WORLD US manufacturing activity rebounds after three months of contraction


US manufacturing activity rebounds after three months of contraction


18:27, July 02, 2020

Honeywell manufacturing workers create protective face masks on an assembly line during President Donald Trump's visit to a facility making masks for the coronavirus disease (COVID-19) outbreak in Phoenix, Arizona, US, May 5, 2020. [Photo/Agencies]

WASHINGTON - Economic activity in the US manufacturing sector rebounded in June, after three months of contraction amid mounting COVID-19 fallout, the Institute for Supply Management (ISM) reported Wednesday.

The Purchasing Managers' Index (PMI) stood at 52.6 percent in June, up 9.5 percentage points from the May reading. Any reading below 50 percent indicates the manufacturing sector is generally contracting.

"As predicted, the growth cycle has returned after three straight months of COVID-19 disruptions," Timothy Fiore, chair of the ISM's manufacturing business survey committee, said in a statement.

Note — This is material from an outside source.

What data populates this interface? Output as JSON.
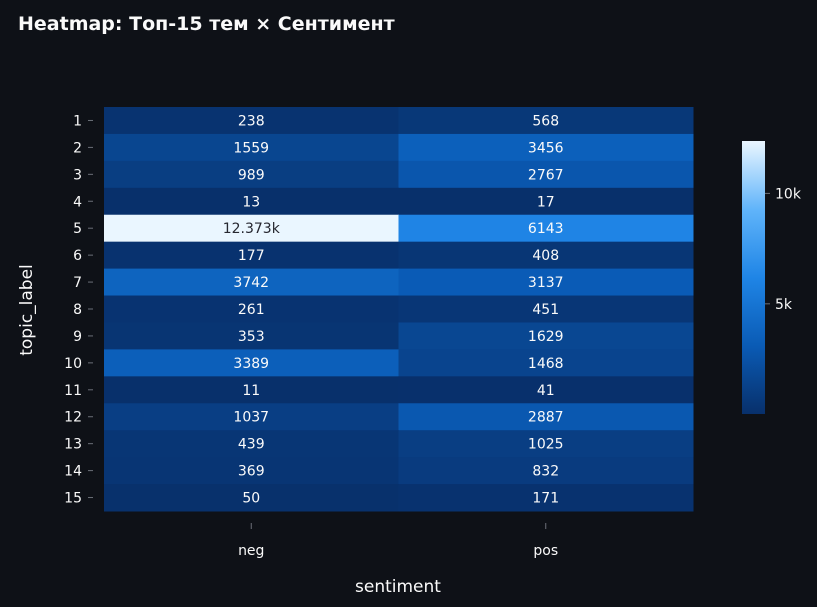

Among the six biggest industry sectors, food, beverage & tobacco products remains the best performing industry sector, and computer & electronic products, and chemical products returned to respectable growth, Fiore said.

Transportation equipment and fabricated metal products continue to contract, but at much softer levels, according to the statement.

"Today's report is clearly positive news for the factory sector, but the jump may just reflect the relief about reopening rather than signal a full rebound for a sector that still faces major headwinds," Tim Quinlan and Sarah House, economists at Wells Fargo Securities, wrote in an analysis.

"Orders surged from a low base and while factories aren't firing people, they're not yet hiring either," they noted.

According to the minutes of the Federal Reserve's June policy meeting released Wednesday, Fed officials discussed the risks of additional waves of COVID-19 outbreaks on the US economy as states continued reopening efforts.

"A number of participants judged that there was a substantial likelihood of additional waves of outbreaks, which, in some scenarios, could result in further economic disruptions and possibly a protracted period of reduced economic activity," said the minutes of the Fed's meeting held on June 9-10.